3. Dismissing these theories, we return to our own definition of happiness. We do not necessarily make life synonymous with happiness by attributing happiness to a living being. Otherwise, we would be implying that all living beings can achieve it, and we would be admitting to real complete enjoyment thereof all those who possessed that union and identity which all living beings are naturally capable of possessing. Finally, it would be difficult to grant this privilege to the reasonable being, while refusing it to the brute; for both equally possess life. They should, therefore, be capable of achieving happiness—for, on this hypothesis, happiness could be no more than a kind of life. Consequently, the philosophers who make it consist in the rational life, not in the life common to all beings, do not perceive that they implicitly suppose that happiness is something different from life. They are then obliged to say that happiness resides in a pure quality, in the rational faculty. But the subject (to which they should refer happiness) is the rational life, since happiness can belong only to the totality (of life joined to reason). They therefore, really limit the life they speak of to a certain kind of life; not that they have the right to consider these two kinds of life (life in general, and rational life) as being ranked alike, as both members of a single division would be, but another kind of distinction might be established between them, such as when we say that one thing is prior, and the other posterior. Since “life” may be understood in different senses, and as it possesses different degrees, and since by mere verbal similarity life may be equally predicated of plants and of irrational animals, and since its differences consist in being more or less complete, analogy demands a similar treatment of “living well.” If, by its life, a being be the irrtage of some other being, by its happiness it will also be the image of the happiness of this other being. If happiness be the privilege of complete life, the being that possesses a complete life will also alone possess happiness; for it possesses what is best since, in the order of these existences, the best is possession of the essence (being) and perfection of life. Consequently, the Good is not anything incidental, for no subject could owe its good to a quality that would be derived from elsewhere. What indeed could be added to complete life, to render it excellent ?
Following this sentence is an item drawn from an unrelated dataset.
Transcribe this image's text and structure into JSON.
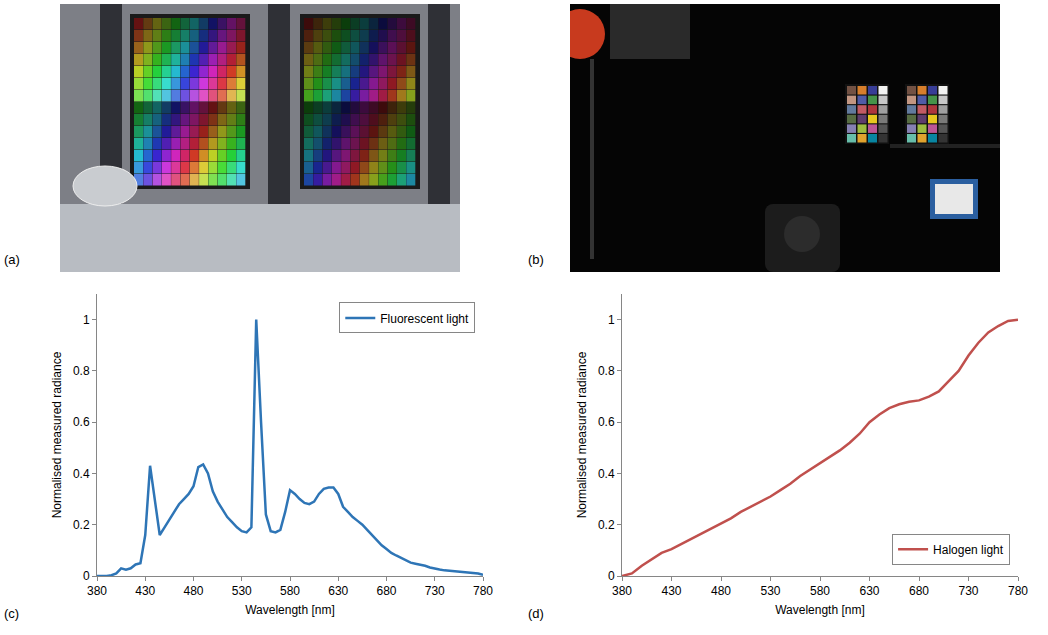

THE GOOD CONSISTS IN INTELLIGENCE.
Our own definition of the Good, interested as we are not in its cause, but in its essence, is that the perfect life, that is genuine and real, consists in intelligence. The other kinds of life are imperfect. They offer no more than the image of life. They are not Life in its fulness and purity. As we have often said they are not life, rather than its contrary. In one word, since all living beings are derived from one and the same Principle, and since they do not possess an equal degree of life, this principle must necessarily be the primary Life, and perfectness.